- The paper presents a novel framework where SEAgent autonomously learns to master diverse software through experiential trial-and-error learning.
- It employs a unique curriculum generator and specialist-to-generalist strategy to progressively evolve task complexity and improve agent performance.
- Evaluation across multiple environments shows significant improvements in success rates (from 11.3% to 34.5%), demonstrating the efficacy of its self-evolving methodology.
SEAgent: Self-Evolving Computer Use Agent with Autonomous Learning from Experience
Introduction to SEAgent Framework
The SEAgent framework introduces an innovative approach to the development of Computer Use Agents (CUAs) capable of autonomously exploring and mastering unfamiliar software through experiential learning. Unlike traditional methods that rely heavily on human-labeled data, SEAgent leverages a self-evolving framework to autonomously learn and adapt to novel software environments. This includes exploring new software applications, learning through iterative trial-and-error, and progressively enhancing its capabilities by auto-generating and tackling tasks organized from simple to complex.
SEAgent's architecture includes a World State Model for precise trajectory assessments and a Curriculum Generator that autonomously develops increasingly complex tasks. Additionally, SEAgent utilizes a specialist-to-generalist training strategy that allows the integration of individual specialist agents' insights, resulting in a robust generalist CUA capable of continuous autonomous evolution.
Autonomous Exploration and Learning Pipeline
The SEAgent architecture enables CUAs to operate autonomously via a novel autonomous exploration and experiential learning pipeline. This involves several core components: the Actor Model for task execution, the World State Model for environmental feedback, and the Curriculum Generator for task evolution.

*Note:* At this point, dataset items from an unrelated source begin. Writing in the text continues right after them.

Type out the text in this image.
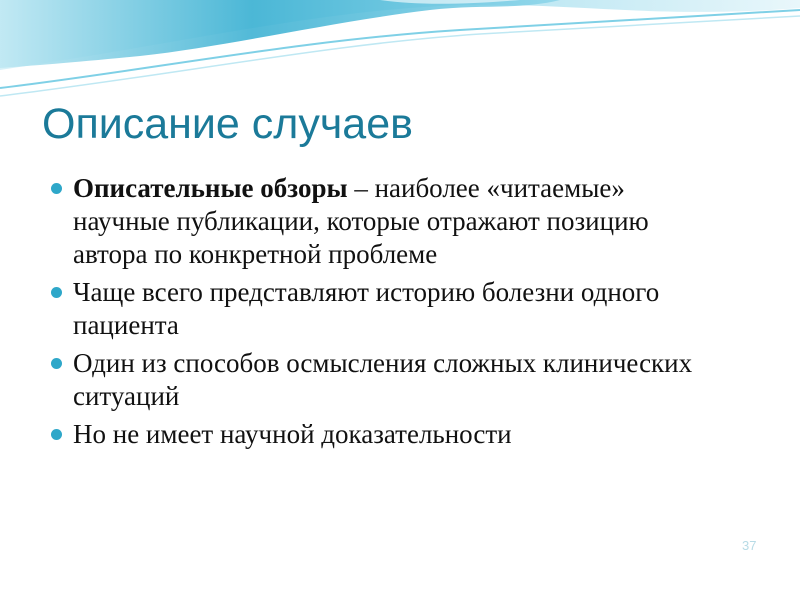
Описание случаев
Описательные обзоры – наиболее «читаемые» научные публикации, которые отражают позицию автора по конкретной проблеме
Чаще всего представляют историю болезни одного пациента
Один из способов осмысления сложных клинических ситуаций
Но не имеет научной доказательности
37
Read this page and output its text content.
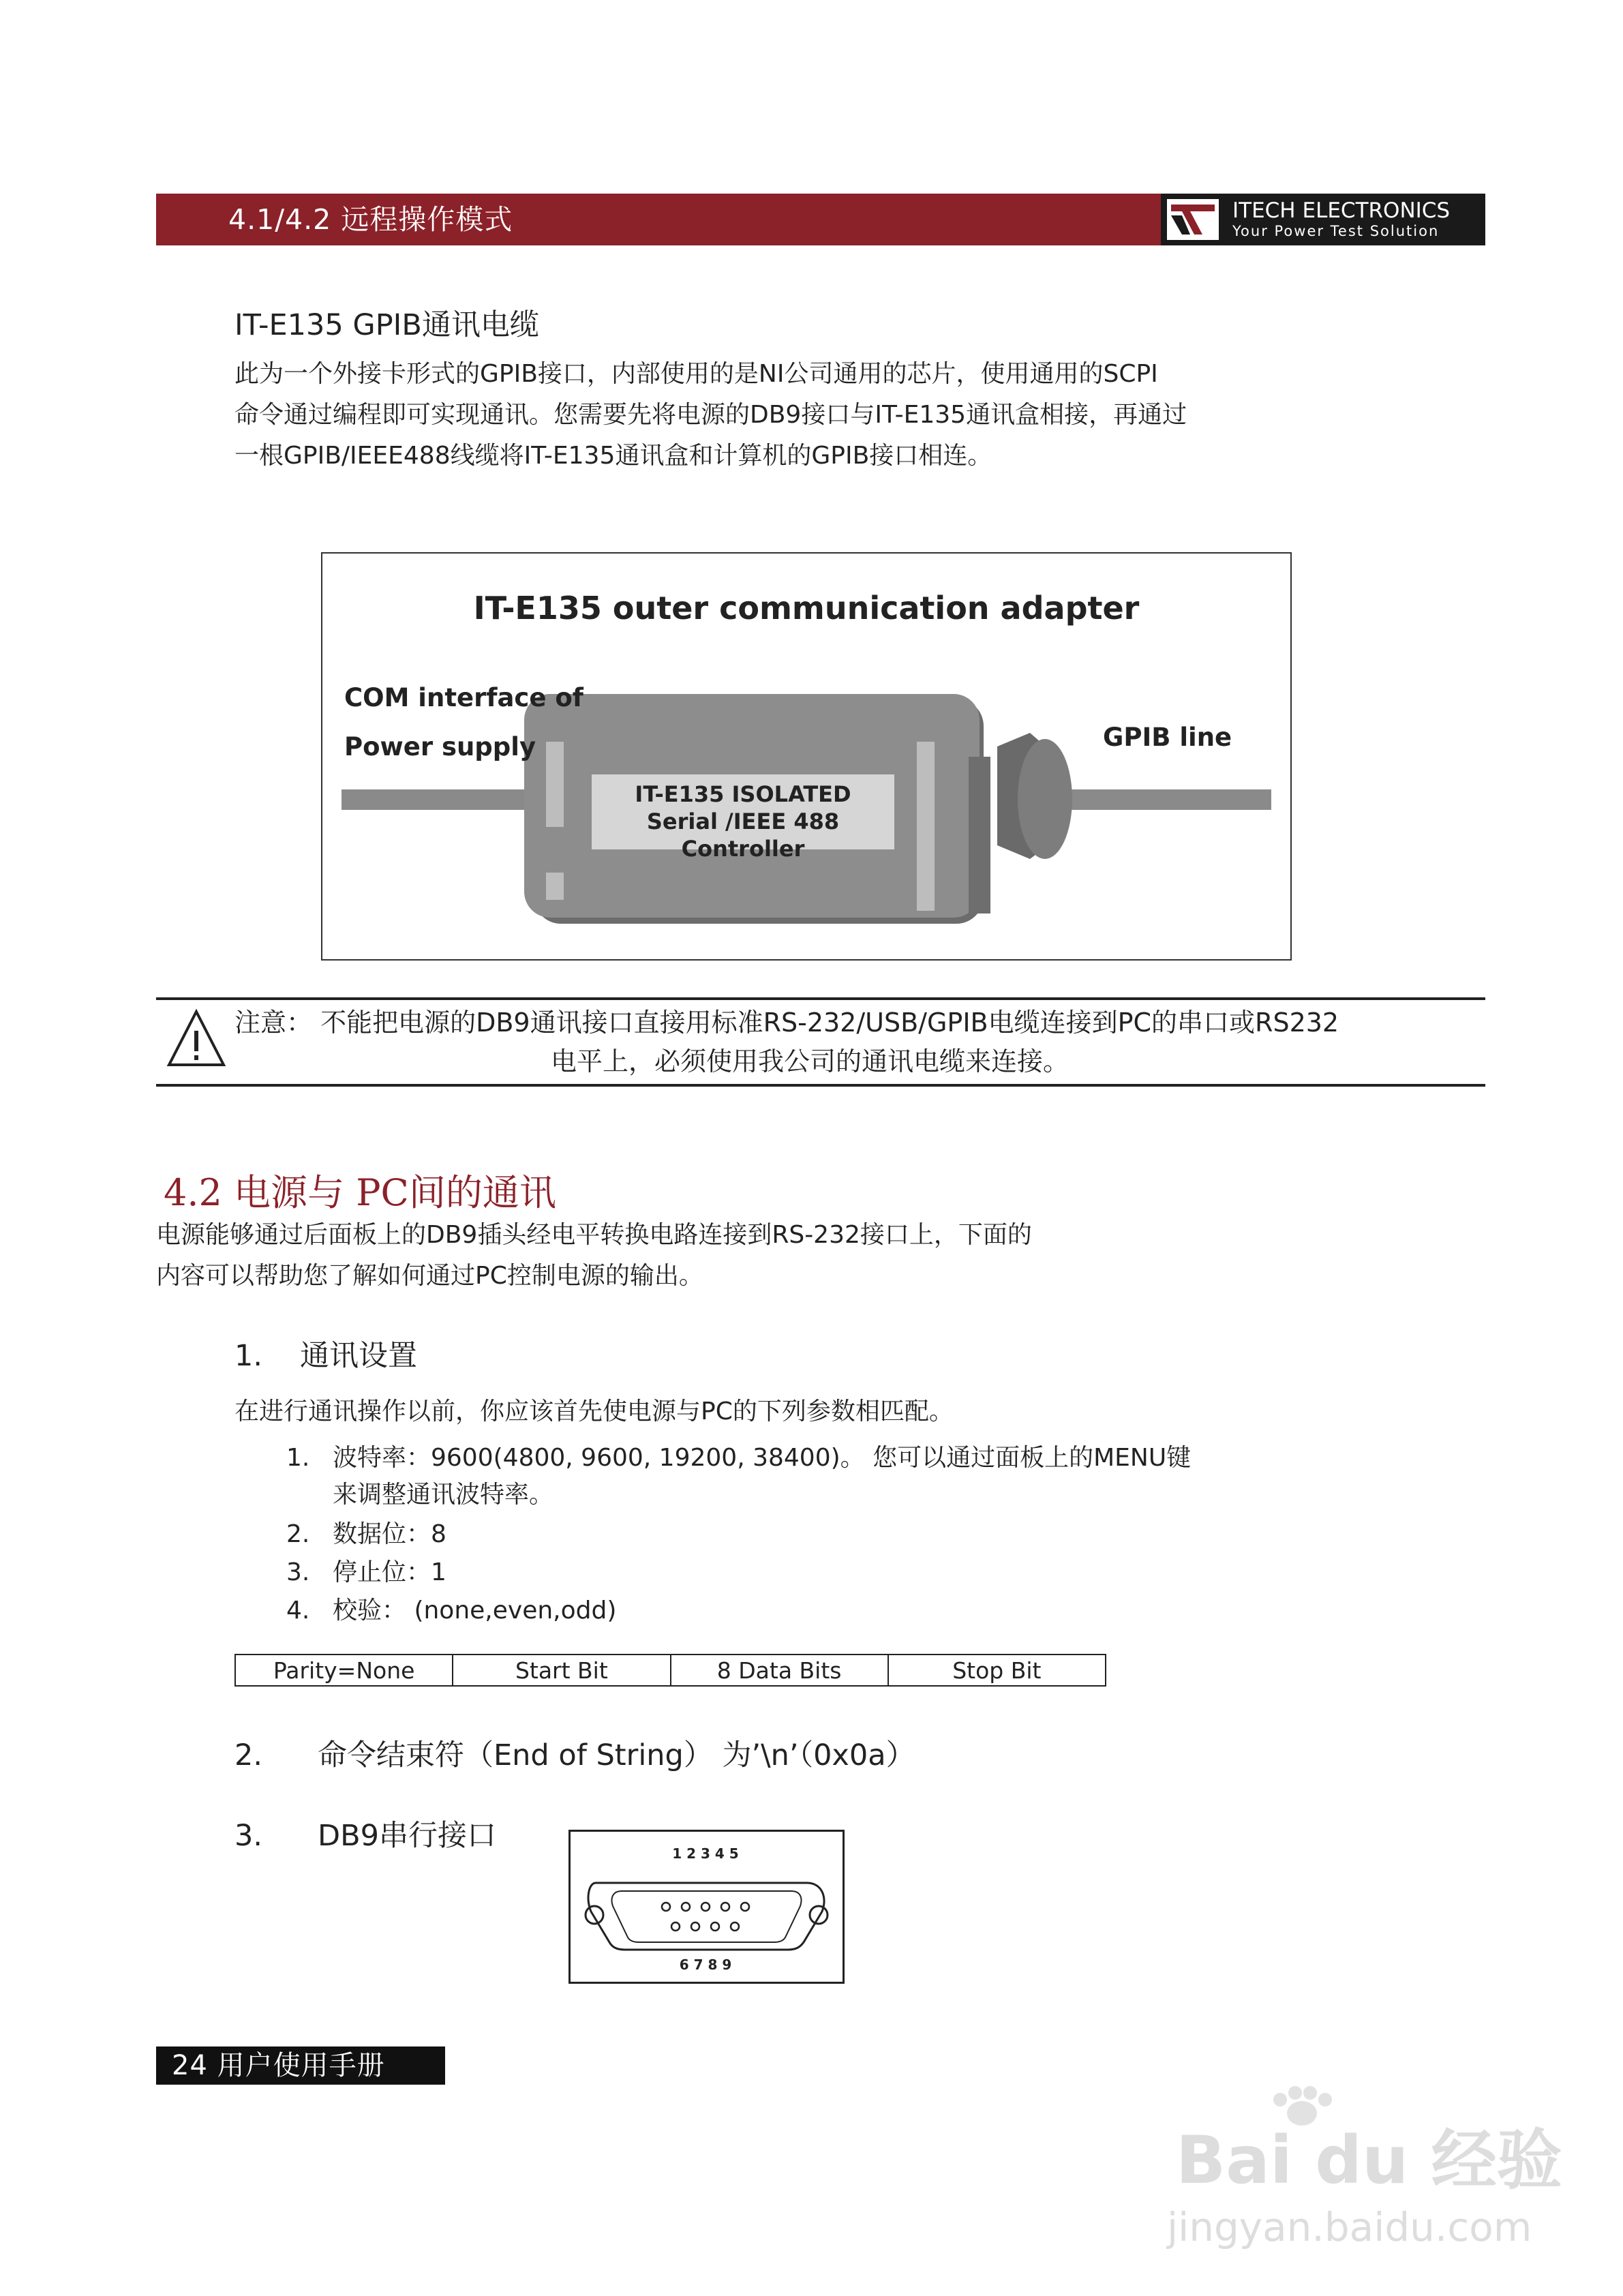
4.1/4.2 远程操作模式	ITECH ELECTRONICS
Your Power Test Solution
IT-E135 GPIB通讯电缆
此为一个外接卡形式的GPIB接口，内部使用的是NI公司通用的芯片，使用通用的SCPI
命令通过编程即可实现通讯。您需要先将电源的DB9接口与IT-E135通讯盒相接，再通过
一根GPIB/IEEE488线缆将IT-E135通讯盒和计算机的GPIB接口相连。
IT-E135 outer communication adapter
COM interface of
Power supply	GPIB line
IT-E135 ISOLATED
Serial /IEEE 488 Controller
注意： 不能把电源的DB9通讯接口直接用标准RS-232/USB/GPIB电缆连接到PC的串口或RS232
电平上，必须使用我公司的通讯电缆来连接。
4.2 电源与 PC间的通讯
电源能够通过后面板上的DB9插头经电平转换电路连接到RS-232接口上，下面的
内容可以帮助您了解如何通过PC控制电源的输出。
1. 通讯设置
在进行通讯操作以前，你应该首先使电源与PC的下列参数相匹配。
1. 波特率：9600(4800, 9600, 19200, 38400)。 您可以通过面板上的MENU键
来调整通讯波特率。
2. 数据位：8
3. 停止位：1
4. 校验： (none,even,odd)
Parity=None	Start Bit	8 Data Bits	Stop Bit
2. 命令结束符（End of String） 为’\n’（0x0a）
3. DB9串行接口
1 2 3 4 5
6 7 8 9
24 用户使用手册
Bai du 经验
jingyan.baidu.com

Figure 1: SEAgent autonomous exploration and experiential learning pipeline. Guided by tasks generated by the Curriculum Generator, the Actor Model is updated according to step-level rewards from the World State Model through verifiable reward functions tailored for different action types.
Key Components:
- Actor Model: Executes actions according to the current policy and derives lessons from the task feedback.
- World State Model: Provides detailed success/failure analyses and feedback for each action, enhancing experiential learning.
- Curriculum Generator: Develops a curriculum of tasks that progressively challenge the Actor Model, facilitating autonomy in exploration and learning.
Reinforcement Learning from Experience
SEAgent leverages Reinforcement Learning (RL) from experience to refine its actions and policies. It uses both adversarial imitation to penalize failure actions and Group Relative Policy Optimization (GRPO) to reward correct ones. This methodology diverges from traditional RL methods by emphasizing step-level learning, allowing CUAs to adaptively enhance their operational proficiency across diverse software environments.
Specialist-to-Generalist Training Strategy
One innovative aspect of SEAgent is its ability to convert specialized expertise into generalized proficiency. Initially, agents are trained as specialists in single software environments. This specialized knowledge is later generalized through supervised and reinforcement fine-tuning, allowing SEAgent to transcend the limitations of single-environment specialization and perform effectively across multiple applications.
Figure 2: SEAgent enables computer use agents self-evolving in novel environments by autonomously exploring and learning from their own experiences without human intervention.
The effectiveness of SEAgent is demonstrated across multiple software environments, significantly outperforming previous CUAs by improving success rates from 11.3% to 34.5% in various tests. This notable enhancement is attributed to SEAgent’s self-evolution strategy and robust architecture, which integrates experiential learning with sophisticated task evolution processes. The training strategy, marked by the specialist-to-generalist transition, facilitates superior generalization capabilities compared to conventional RL models.
Figure 3: Self-evolved task instructions and success rate (SR) curves across different software. Tasks are progressively upgraded by the Curriculum Generator without human intervention, based on the evolving capabilities of the Actor Model at different training phases.
Conclusion
SEAgent exemplifies a progressive step forward in autonomous agent development, demonstrating substantial advancements in self-evolution and cross-environment adaptability of CUAs. Through the integration of autonomous exploration, experiential learning, and the specialist-to-generalist training strategy, SEAgent effectively transcends traditional reliance on human-labeled data and sets a precedent for future developments in autonomous technology and AI applications. The ability to autonomously generate tasks and adaptively refine policies augments the potential for CUAs across a myriad of applications and environments, marking a significant milestone in AI research and development.